Kuczynski sitzt in seiner Wohnung in Pankow. Der Ökonom und Wirtschaftshistoriker ist jetzt 73 Jahre alt und muss bald los, das Taxi zum Flughafen ist bestellt. Es geht nach Stuttgart, wo sein Freund Theodor Bergmann begraben wird, auch er ein großer, linker Wissenschaftler. Einer, der sich mit Marx gut auskannte.
So wie Kuczynski. Es gibt nicht so viele Leute, die sich derart sicher im Marxschen Werk bewegen wie er. Wer mit ihm spricht, kann viel über Varianten der »Kritik der Politischen Ökonomie« erfahren, über Unterschiede der Auflagen, über Anmerkungen, die Marx an einem Buch machte, für das er viel länger brauchte als gedacht und das er nie als wirklich fertig betrachtete.
Weil Marx auch den Kapitalismus nicht als »schon fertig« ansah. Hier neue Notizen, dort Anweisungen für spätere Übersetzungen. Kuczynski kann Vorträge darüber halten, was es auf sich hat mit der ab 1872 erscheinenden französischen Ausgabe, späteren deutschen Fassungen. Es ist eine Begeisterung, die man ihm ansieht. Thomas Kuczynski hat so etwas wie ein Kapital-Gesicht: ein Leuchten, wenn es um Texterweiterungen geht; ein Lachen, wenn die Rede auf Umformulierungen kommt.

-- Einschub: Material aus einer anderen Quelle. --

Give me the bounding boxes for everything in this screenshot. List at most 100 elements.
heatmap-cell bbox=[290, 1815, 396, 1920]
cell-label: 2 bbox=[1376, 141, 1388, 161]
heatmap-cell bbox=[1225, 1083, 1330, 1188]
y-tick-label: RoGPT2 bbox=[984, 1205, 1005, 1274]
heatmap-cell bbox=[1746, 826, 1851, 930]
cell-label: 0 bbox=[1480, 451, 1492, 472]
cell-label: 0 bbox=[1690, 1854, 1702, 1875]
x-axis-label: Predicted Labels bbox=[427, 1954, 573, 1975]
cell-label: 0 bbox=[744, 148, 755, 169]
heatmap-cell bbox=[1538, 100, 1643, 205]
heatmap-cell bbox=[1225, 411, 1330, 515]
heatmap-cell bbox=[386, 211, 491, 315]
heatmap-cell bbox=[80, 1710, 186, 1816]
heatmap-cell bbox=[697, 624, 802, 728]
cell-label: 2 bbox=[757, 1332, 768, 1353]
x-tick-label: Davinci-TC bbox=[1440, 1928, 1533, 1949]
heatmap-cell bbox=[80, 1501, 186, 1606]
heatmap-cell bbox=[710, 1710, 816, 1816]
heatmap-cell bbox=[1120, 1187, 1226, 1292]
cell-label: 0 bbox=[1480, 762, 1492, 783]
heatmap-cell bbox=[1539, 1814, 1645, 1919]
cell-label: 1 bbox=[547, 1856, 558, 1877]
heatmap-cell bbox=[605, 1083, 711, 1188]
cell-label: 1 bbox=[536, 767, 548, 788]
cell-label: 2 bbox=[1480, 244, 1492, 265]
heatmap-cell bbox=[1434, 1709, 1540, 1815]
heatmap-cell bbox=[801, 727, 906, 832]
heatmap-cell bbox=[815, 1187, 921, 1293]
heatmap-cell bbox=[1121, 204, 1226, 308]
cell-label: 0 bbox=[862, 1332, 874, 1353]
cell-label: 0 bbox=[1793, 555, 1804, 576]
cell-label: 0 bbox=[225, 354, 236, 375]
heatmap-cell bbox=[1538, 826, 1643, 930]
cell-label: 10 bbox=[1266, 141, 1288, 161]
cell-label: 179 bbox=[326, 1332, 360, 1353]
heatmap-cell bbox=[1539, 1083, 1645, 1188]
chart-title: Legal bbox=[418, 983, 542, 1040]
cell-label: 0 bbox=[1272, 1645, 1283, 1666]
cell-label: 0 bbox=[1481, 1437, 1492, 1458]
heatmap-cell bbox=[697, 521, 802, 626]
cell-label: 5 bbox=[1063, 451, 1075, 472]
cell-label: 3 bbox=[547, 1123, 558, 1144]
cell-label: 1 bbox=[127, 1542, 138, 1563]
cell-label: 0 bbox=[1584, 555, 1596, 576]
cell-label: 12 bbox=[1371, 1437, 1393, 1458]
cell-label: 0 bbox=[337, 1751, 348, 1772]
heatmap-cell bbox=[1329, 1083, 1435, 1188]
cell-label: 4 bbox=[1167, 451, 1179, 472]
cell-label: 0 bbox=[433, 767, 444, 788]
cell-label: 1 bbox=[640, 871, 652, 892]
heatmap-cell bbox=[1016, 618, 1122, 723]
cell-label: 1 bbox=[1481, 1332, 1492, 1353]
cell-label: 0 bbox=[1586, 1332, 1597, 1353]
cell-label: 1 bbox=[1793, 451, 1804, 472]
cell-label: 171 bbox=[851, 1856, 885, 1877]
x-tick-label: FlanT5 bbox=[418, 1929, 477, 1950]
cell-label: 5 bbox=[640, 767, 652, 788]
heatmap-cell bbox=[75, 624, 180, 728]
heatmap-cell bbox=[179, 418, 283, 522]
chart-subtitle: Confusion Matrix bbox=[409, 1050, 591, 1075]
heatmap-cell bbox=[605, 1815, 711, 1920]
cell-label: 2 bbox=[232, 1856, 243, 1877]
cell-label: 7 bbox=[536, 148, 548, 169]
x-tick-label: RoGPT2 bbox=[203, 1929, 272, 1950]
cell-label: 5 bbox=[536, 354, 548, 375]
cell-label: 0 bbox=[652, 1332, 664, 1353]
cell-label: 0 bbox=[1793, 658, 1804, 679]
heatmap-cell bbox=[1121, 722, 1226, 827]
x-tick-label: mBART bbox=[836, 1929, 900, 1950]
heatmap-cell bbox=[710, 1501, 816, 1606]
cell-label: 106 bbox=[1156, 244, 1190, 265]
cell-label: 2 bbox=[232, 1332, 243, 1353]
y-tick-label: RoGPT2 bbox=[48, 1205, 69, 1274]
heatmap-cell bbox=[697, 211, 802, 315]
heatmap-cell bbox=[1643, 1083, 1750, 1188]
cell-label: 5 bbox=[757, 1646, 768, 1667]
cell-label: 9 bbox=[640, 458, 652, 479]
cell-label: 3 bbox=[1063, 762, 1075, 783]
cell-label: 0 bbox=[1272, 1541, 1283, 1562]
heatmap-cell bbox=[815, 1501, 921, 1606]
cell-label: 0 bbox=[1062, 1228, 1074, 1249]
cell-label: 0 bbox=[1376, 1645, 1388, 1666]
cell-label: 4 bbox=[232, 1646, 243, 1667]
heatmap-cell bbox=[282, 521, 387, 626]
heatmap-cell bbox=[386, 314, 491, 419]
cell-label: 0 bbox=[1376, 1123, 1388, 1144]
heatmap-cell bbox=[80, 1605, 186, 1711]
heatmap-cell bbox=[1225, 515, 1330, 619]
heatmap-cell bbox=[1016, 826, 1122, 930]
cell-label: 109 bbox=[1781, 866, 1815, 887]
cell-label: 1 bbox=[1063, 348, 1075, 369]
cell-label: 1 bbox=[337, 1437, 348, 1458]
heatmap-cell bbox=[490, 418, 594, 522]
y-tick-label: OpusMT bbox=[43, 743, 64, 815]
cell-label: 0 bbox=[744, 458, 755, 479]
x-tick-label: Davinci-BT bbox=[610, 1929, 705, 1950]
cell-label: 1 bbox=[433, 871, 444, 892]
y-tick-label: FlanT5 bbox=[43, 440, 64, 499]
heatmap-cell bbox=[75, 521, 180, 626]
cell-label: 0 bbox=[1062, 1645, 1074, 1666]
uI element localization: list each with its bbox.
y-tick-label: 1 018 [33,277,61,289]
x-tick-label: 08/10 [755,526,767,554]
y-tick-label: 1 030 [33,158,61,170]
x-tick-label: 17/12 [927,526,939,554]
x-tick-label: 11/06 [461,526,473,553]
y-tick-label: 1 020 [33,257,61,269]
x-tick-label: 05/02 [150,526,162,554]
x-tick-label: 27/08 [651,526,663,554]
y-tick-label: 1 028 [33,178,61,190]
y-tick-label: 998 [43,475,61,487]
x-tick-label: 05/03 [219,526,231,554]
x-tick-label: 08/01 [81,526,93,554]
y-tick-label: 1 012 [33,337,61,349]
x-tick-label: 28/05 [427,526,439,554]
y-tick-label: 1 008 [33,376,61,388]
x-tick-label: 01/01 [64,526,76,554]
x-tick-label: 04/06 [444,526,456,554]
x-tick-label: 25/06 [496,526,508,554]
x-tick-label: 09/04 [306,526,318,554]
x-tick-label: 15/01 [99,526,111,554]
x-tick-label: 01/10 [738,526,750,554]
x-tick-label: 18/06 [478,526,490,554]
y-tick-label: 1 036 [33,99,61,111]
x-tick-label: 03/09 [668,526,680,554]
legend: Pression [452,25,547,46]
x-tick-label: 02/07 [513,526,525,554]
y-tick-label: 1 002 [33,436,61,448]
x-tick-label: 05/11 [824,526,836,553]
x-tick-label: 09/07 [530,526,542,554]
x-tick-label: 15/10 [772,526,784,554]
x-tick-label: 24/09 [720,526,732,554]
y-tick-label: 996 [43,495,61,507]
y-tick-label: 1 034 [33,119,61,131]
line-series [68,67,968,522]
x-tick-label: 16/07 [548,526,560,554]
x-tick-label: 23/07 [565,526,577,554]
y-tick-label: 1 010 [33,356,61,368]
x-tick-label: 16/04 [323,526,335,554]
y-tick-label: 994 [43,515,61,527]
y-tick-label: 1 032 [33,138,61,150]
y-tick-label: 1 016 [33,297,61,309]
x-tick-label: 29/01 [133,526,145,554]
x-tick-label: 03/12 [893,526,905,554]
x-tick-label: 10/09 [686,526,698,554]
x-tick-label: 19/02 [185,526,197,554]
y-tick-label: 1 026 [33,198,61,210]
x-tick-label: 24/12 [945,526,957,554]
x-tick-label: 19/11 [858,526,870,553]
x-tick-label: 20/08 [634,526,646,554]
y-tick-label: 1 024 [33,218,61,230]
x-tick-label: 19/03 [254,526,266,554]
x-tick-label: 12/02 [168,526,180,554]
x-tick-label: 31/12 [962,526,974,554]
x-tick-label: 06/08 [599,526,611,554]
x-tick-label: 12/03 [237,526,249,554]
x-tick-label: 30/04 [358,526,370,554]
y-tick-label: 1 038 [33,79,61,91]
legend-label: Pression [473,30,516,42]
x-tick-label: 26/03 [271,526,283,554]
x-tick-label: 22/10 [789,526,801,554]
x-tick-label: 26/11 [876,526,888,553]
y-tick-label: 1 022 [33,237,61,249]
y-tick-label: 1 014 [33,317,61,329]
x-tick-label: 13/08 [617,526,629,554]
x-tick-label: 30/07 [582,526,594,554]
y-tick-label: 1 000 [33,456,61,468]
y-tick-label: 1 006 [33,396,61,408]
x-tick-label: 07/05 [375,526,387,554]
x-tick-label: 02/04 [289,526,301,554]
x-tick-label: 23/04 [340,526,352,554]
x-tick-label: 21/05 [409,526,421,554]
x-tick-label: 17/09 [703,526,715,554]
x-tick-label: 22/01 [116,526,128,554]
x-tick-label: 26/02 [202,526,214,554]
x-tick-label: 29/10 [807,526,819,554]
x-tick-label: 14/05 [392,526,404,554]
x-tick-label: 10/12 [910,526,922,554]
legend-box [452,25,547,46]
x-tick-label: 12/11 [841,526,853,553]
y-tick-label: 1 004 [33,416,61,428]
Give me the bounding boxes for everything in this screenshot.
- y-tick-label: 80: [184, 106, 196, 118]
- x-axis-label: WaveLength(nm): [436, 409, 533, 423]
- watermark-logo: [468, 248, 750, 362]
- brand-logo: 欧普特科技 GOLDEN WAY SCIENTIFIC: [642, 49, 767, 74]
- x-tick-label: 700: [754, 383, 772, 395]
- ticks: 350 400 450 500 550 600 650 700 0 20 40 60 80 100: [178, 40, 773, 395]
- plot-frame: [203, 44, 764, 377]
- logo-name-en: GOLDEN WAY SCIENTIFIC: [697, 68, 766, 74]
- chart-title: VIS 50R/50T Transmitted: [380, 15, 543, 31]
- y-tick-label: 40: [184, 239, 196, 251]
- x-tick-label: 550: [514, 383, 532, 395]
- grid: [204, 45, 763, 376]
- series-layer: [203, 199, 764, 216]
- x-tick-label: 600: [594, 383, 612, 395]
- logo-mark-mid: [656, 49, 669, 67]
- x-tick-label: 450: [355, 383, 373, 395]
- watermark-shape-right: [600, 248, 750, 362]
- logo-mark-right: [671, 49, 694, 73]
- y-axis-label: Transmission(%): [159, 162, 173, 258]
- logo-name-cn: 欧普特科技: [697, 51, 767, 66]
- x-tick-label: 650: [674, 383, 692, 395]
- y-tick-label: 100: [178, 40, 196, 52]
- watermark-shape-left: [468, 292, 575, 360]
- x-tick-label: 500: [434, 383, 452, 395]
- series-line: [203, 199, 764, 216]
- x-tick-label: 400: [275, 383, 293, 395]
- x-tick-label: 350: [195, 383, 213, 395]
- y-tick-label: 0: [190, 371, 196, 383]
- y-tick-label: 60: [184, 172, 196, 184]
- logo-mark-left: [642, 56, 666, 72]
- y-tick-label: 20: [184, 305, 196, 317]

»Wie geht der Text los?«, fragt Kuczynski, der es besser weiß als die meisten. »Mit dem Reichtum moderner Gesellschaften und dass dieser wie eine ungeheure Warenansammlung erscheint?« Seine prompte Korrektur beginnt mit einem fröhlichen Ja: »Der Reichtum der Gesellschaften, in welchen kapitalistische Produktionsweise herrscht, erscheint als eine ›ungeheure Warensammlung‹.« Kuczynski zitiert die ersten 14 Wörter aus dem »Kapital«, um zu erzählen, dass Marx diesen Satz später korrigierte - statt des schwerfälligen »in welchen« ein einfaches »wo«. Im Band 23 der maßgeblichen Marx-Engels-Werke steht auf Seite 49 immer noch »in welchen«. Kuczynski lacht, nicht weil das so schlimm ist. Sein Lachen ist das Geräusch der Freude, die der Arbeit an diesem ewig unfertigen Buch entspringt. Für Marxisten ist es »das Buch«, und man muss das im Hinterkopf haben auch bei Leuten wie Thomas Kuczynski, der sich wie Marx nie als Marxist bezeichnen würde.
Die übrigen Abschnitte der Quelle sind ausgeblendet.